While many new products emerge adding generative AI features, others are working on detecting fake content, including for example identity theft. Google SynthID is an example of tool focused on watermarking and identifying AI generated content aiming to promote transparency in product design.
Minimize biases
It’s essential to test your product in a variety of ways. Users enjoy experimenting and often use products in creative and unexpected manners. Models are being refined in that sense and many of them facilitate to access safety settings to ensure more careful and responsible responses. Many companies are recognizing the importance of bias control and are increasingly publishing their principles and guidelines to promote transparency and ethical AI use. Additionally, is on our hand to test and adapt prompts to use cases bringing more inclusive designs that meet the needs of all users. Control and check corner cases where the input for image generation is out of the topic or goes around sensitive content and design feedback for those cases.
safetySettings: [
{
category: "HARM_CATEGORY_HARASSMENT",
threshold: "BLOCK_MEDIUM_AND_ABOVE"
},
{
category: "HARM_CATEGORY_HATE_SPEECH",
threshold: "BLOCK_MEDIUM_AND_ABOVE"
},
{
category: "HARM_CATEGORY_SEXUALLY_EXPLICIT",
threshold: "BLOCK_MEDIUM_AND_ABOVE"
},
{
category: "HARM_CATEGORY_DANGEROUS_CONTENT",
threshold: "BLOCK_MEDIUM_AND_ABOVE"
}
]
Example of safetySettings when doing a request to Gemini API. April 2025
Loyalty is being one of the most controversial topics nowadays. It seems easy to replicate some authors style or people appearance. The situation is still uncertain, and it is essential to avoid crossing legal boundaries while relying on common sense and logic.
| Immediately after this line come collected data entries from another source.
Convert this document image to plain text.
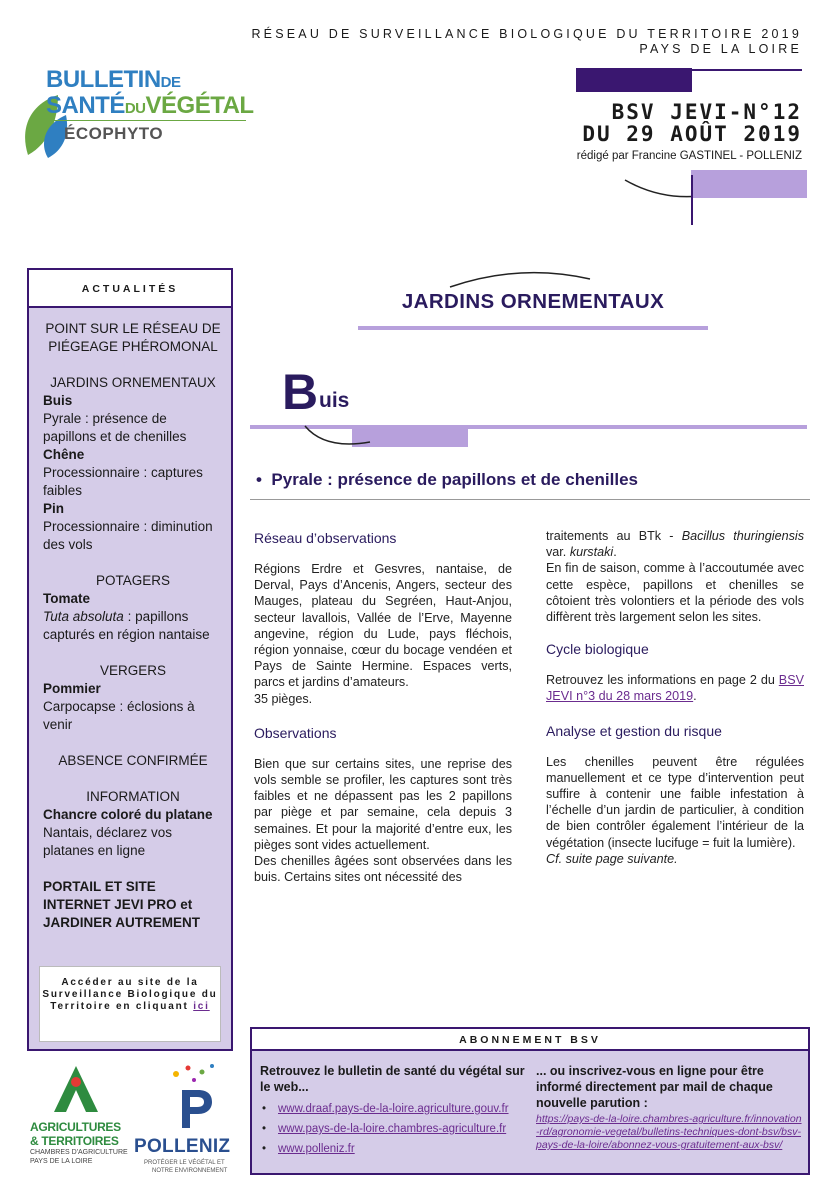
RÉSEAU DE SURVEILLANCE BIOLOGIQUE DU TERRITOIRE 2019
PAYS DE LA LOIRE
BSV JEVI-N°12
DU 29 AOÛT 2019
rédigé par Francine GASTINEL - POLLENIZ
BULLETINDE
SANTÉDUVÉGÉTAL
ÉCOPHYTO
ACTUALITÉS
POINT SUR LE RÉSEAU DE PIÉGEAGE PHÉROMONAL
JARDINS ORNEMENTAUX
Buis
Pyrale : présence de papillons et de chenilles
Chêne
Processionnaire : captures faibles
Pin
Processionnaire : diminution des vols
POTAGERS
Tomate
Tuta absoluta : papillons capturés en région nantaise
VERGERS
Pommier
Carpocapse : éclosions à venir
ABSENCE CONFIRMÉE
INFORMATION
Chancre coloré du platane
Nantais, déclarez vos platanes en ligne
PORTAIL ET SITE INTERNET JEVI PRO et JARDINER AUTREMENT
Accéder au site de la Surveillance Biologique du Territoire en cliquant ici
JARDINS ORNEMENTAUX
B uis
•  Pyrale : présence de papillons et de chenilles
Réseau d’observations

Régions Erdre et Gesvres, nantaise, de Derval, Pays d’Ancenis, Angers, secteur des Mauges, plateau du Segréen, Haut-Anjou, secteur lavallois, Vallée de l’Erve, Mayenne angevine, région du Lude, pays fléchois, région yonnaise, cœur du bocage vendéen et Pays de Sainte Hermine. Espaces verts, parcs et jardins d’amateurs.

35 pièges.

Observations

Bien que sur certains sites, une reprise des vols semble se profiler, les captures sont très faibles et ne dépassent pas les 2 papillons par piège et par semaine, cela depuis 3 semaines. Et pour la majorité d’entre eux, les pièges sont vides actuellement.

Des chenilles âgées sont observées dans les buis. Certains sites ont nécessité des

traitements au BTk - Bacillus thuringiensis var. kurstaki.

En fin de saison, comme à l’accoutumée avec cette espèce, papillons et chenilles se côtoient très volontiers et la période des vols diffèrent très largement selon les sites.

Cycle biologique

Retrouvez les informations en page 2 du BSV JEVI n°3 du 28 mars 2019.

Analyse et gestion du risque

Les chenilles peuvent être régulées manuellement et ce type d’intervention peut suffire à contenir une faible infestation à l’échelle d’un jardin de particulier, à condition de bien contrôler également l’intérieur de la végétation (insecte lucifuge = fuit la lumière).

Cf. suite page suivante.

ABONNEMENT BSV
Retrouvez le bulletin de santé du végétal sur le web...
• www.draaf.pays-de-la-loire.agriculture.gouv.fr
• www.pays-de-la-loire.chambres-agriculture.fr
• www.polleniz.fr
... ou inscrivez-vous en ligne pour être informé directement par mail de chaque nouvelle parution :
https://pays-de-la-loire.chambres-agriculture.fr/innovation-rd/agronomie-vegetal/bulletins-techniques-dont-bsv/bsv-pays-de-la-loire/abonnez-vous-gratuitement-aux-bsv/
AGRICULTURES
& TERRITOIRES
CHAMBRES D'AGRICULTURE
PAYS DE LA LOIRE
POLLENIZ
PROTÉGER LE VÉGÉTAL ET
NOTRE ENVIRONNEMENT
Drawing styles, illustrations, and photographs are crossing legal grey areas, and more regulation will gradually be added to generative AI. Differenciate between personal uses, prototypes or production.
Sustainability
Optimize resources usage from design phases. Do users need images generated in real time or some of them can be preloaded? Can we use a lightweight format? Do we really need so many images? Find a balance that works for your experience.
Conclusion
When image generation was in its initial stages of development, we began developing prototypes and exploring their applications, especially in real time. Initially, image generation was quite arbitrary, but every day, new technology improvements enhanced its capabilities. For improvised demos, I often generated images of sharks because I knew it would be a controlled topic for me that would make satisfactory results. Each day I saw a better result of my sharks. That’s why I decided to title this article “Closing the gap between an AI-generated and a real shark” It serves as a reminder of how rapidly technology evolves and how adaptable design must be to new variables, tools or models.
The images in this article were generated using the Gemini 2.0 Flash experimental model in April 2025.